Many forms of music engagement can be valuable for individuals with dementia, but music therapy offers several advantages compared to simply playing recorded songs. Music therapists often use live music and are able to gauge clients’ reactions to appropriately modify their delivery. This may include slowing down a song, repeating lines, or changing the selection or type of music activity on the spot. These responsive adjustments help to ensure that participants are processing, engaging with, and reacting to the session in a positive way.
Music therapists must be mindful about the interplay between the music itself and the individual.
“There are a lot of different ways we can adapt music to facilitate desired responses and that is a major part of why music therapy is so effective, but the caveat with any music intervention is that we can also evoke negative responses,” says Reschke-Hernández. “People with memory loss might experience prolonged emotions beyond the memories that caused them. While that could mean they feel good beyond the music therapy session, the danger is that they could also get stuck in a negative loop from the session.”
Music is interconnected with our life experiences. While music tends to evoke a lot of positive memories and feelings associated with those memories, it can also prompt emotions from very difficult and negative events in someone’s life. Many songs have strong connections to religious beliefs and culture as well, so music therapists must be mindful and respectful when selecting music.
“Music therapists have to think about all these things when choosing music and deciding what is right for the moment,” says Reschke-Hernández. “They use their skills as music therapists to watch for those responses and adapt in the moment to best support the individual they are working with.”
While her research provides clear evidence for the efficacy of music therapy and offers a model for clinical practice, Reschke-Hernández is primarily interested in improving best practices within the profession and contributing more knowledge about music interventions.
Reschke-Hernández reflects on her time at Iowa and appreciates the support she received throughout the program – particularly from her advisors, Dr.
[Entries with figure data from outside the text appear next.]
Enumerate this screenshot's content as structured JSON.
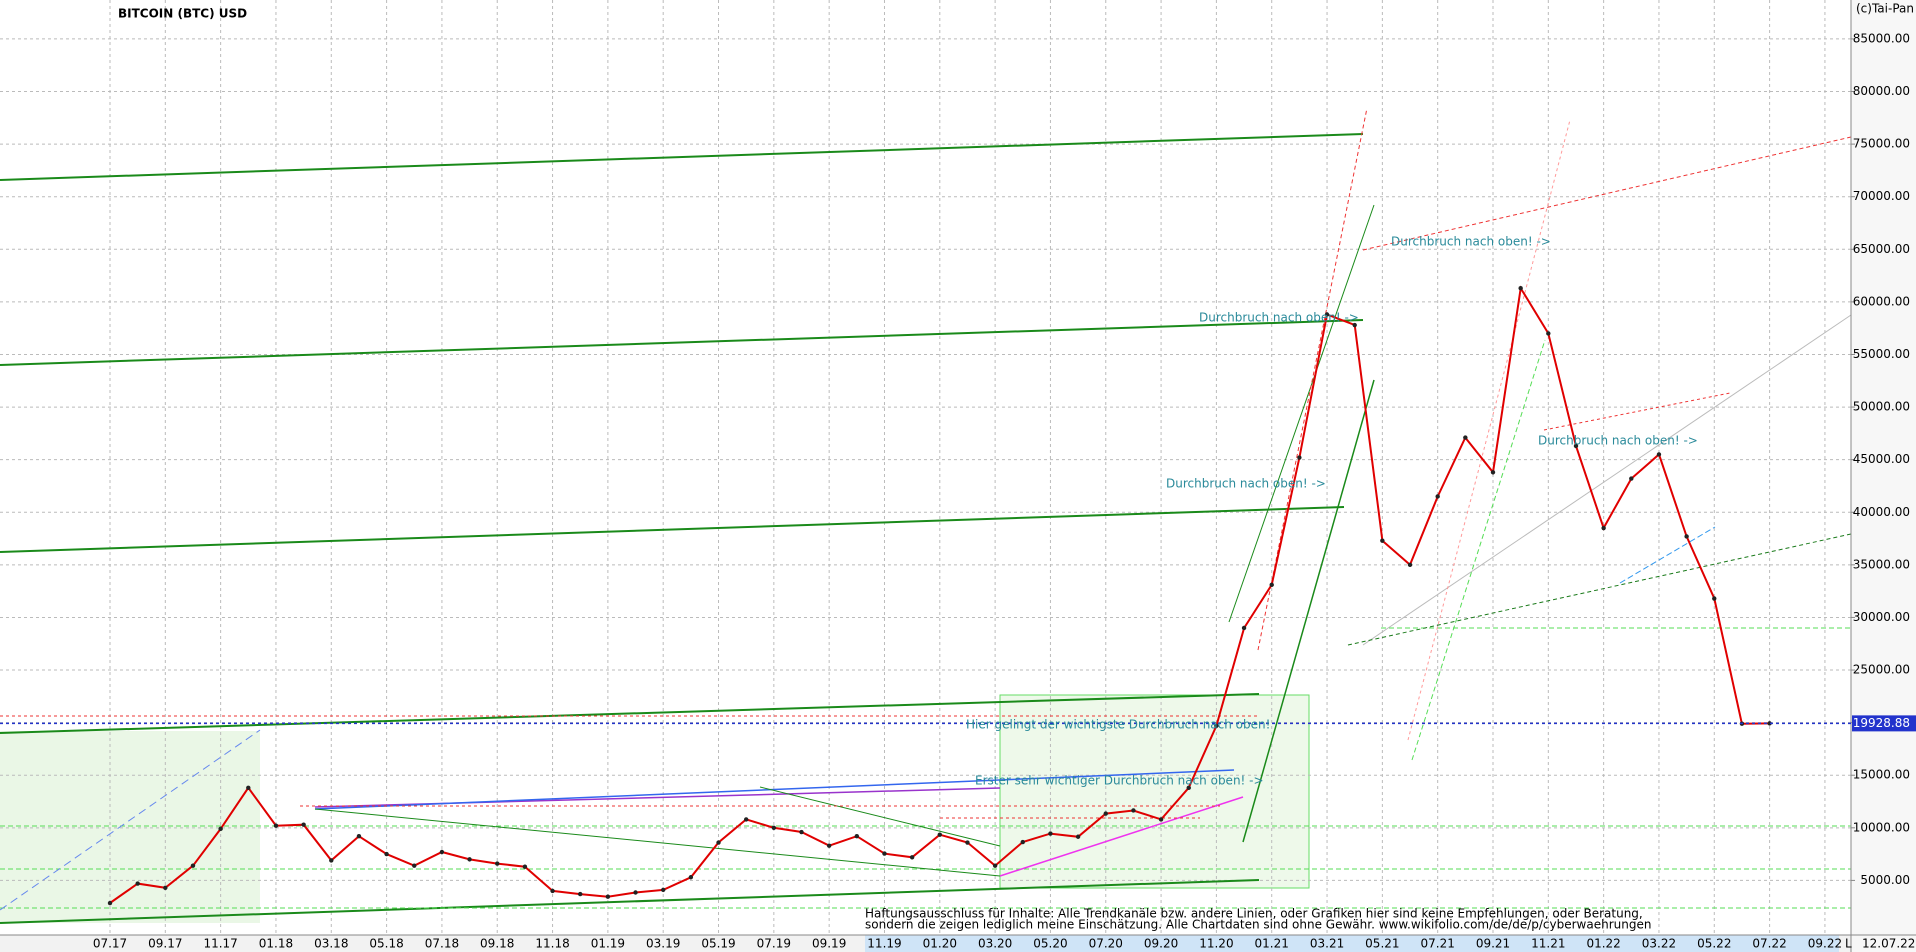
{
  "chart_data": {
    "type": "line",
    "title": "BITCOIN (BTC) USD",
    "source": "(c)Tai-Pan",
    "categories": [
      "07.17",
      null,
      "09.17",
      null,
      "11.17",
      null,
      "01.18",
      null,
      "03.18",
      null,
      "05.18",
      null,
      "07.18",
      null,
      "09.18",
      null,
      "11.18",
      null,
      "01.19",
      null,
      "03.19",
      null,
      "05.19",
      null,
      "07.19",
      null,
      "09.19",
      null,
      "11.19",
      null,
      "01.20",
      null,
      "03.20",
      null,
      "05.20",
      null,
      "07.20",
      null,
      "09.20",
      null,
      "11.20",
      null,
      "01.21",
      null,
      "03.21",
      null,
      "05.21",
      null,
      "07.21",
      null,
      "09.21",
      null,
      "11.21",
      null,
      "01.22",
      null,
      "03.22",
      null,
      "05.22",
      null,
      "07.22",
      null,
      "09.22"
    ],
    "values": [
      2850,
      4700,
      4300,
      6400,
      9900,
      13800,
      10200,
      10300,
      6900,
      9200,
      7500,
      6400,
      7700,
      7000,
      6600,
      6300,
      4000,
      3700,
      3450,
      3850,
      4100,
      5300,
      8600,
      10800,
      10000,
      9600,
      8300,
      9200,
      7550,
      7200,
      9350,
      8600,
      6400,
      8650,
      9450,
      9150,
      11350,
      11650,
      10800,
      13800,
      19700,
      29000,
      33100,
      45200,
      58800,
      57800,
      37300,
      35000,
      41500,
      47100,
      43800,
      61300,
      57000,
      46300,
      38500,
      43200,
      45500,
      37700,
      31800,
      19900,
      19928.88,
      null,
      null
    ],
    "color": "#e00000",
    "ylim": [
      0,
      88700
    ],
    "yticks": [
      {
        "value": 5000,
        "label": "5000.00"
      },
      {
        "value": 10000,
        "label": "10000.00"
      },
      {
        "value": 15000,
        "label": "15000.00"
      },
      {
        "value": 20000,
        "label": "20000.00"
      },
      {
        "value": 25000,
        "label": "25000.00"
      },
      {
        "value": 30000,
        "label": "30000.00"
      },
      {
        "value": 35000,
        "label": "35000.00"
      },
      {
        "value": 40000,
        "label": "40000.00"
      },
      {
        "value": 45000,
        "label": "45000.00"
      },
      {
        "value": 50000,
        "label": "50000.00"
      },
      {
        "value": 55000,
        "label": "55000.00"
      },
      {
        "value": 60000,
        "label": "60000.00"
      },
      {
        "value": 65000,
        "label": "65000.00"
      },
      {
        "value": 70000,
        "label": "70000.00"
      },
      {
        "value": 75000,
        "label": "75000.00"
      },
      {
        "value": 80000,
        "label": "80000.00"
      },
      {
        "value": 85000,
        "label": "85000.00"
      }
    ],
    "grid": true,
    "last_price": 19928.88,
    "annotations": [
      "Durchbruch nach oben! ->",
      "Durchbruch nach oben! ->",
      "Durchbruch nach oben! ->",
      "Durchbruch nach oben! ->",
      "Hier gelingt der wichtigste Durchbruch nach oben!",
      "Erster sehr wichtiger Durchbruch nach oben! ->"
    ],
    "disclaimer": [
      "Haftungsausschluss für Inhalte: Alle Trendkanäle bzw. andere Linien, oder Grafiken hier sind keine Empfehlungen, oder Beratung,",
      "sondern die zeigen lediglich meine  Einschätzung. Alle Chartdaten sind ohne Gewähr.  www.wikifolio.com/de/de/p/cyberwaehrungen"
    ],
    "footer_flag": "L",
    "footer_date": "12.07.22"
  }
}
Kate Gfeller and Dr. Daniel Tranel. Since completing her doctoral degree as a Ballard and Seashore Fellow, she has joined the faculty of the University of Kentucky as an assistant professor in the School of Music. She also continues to work as a board-certified music therapist.
Reschke-Hernández says she was initially surprised to hear that she had won the Spriestersbach Prize but is grateful for the opportunity to shine a light on the benefits of music therapy and the needs of people with dementia and their families. Her outstanding research has also been recognized on the national stage, being chosen as a finalist for the prestigious 2020 Council of Graduate Schools/ProQuest Distinguished Dissertation Award.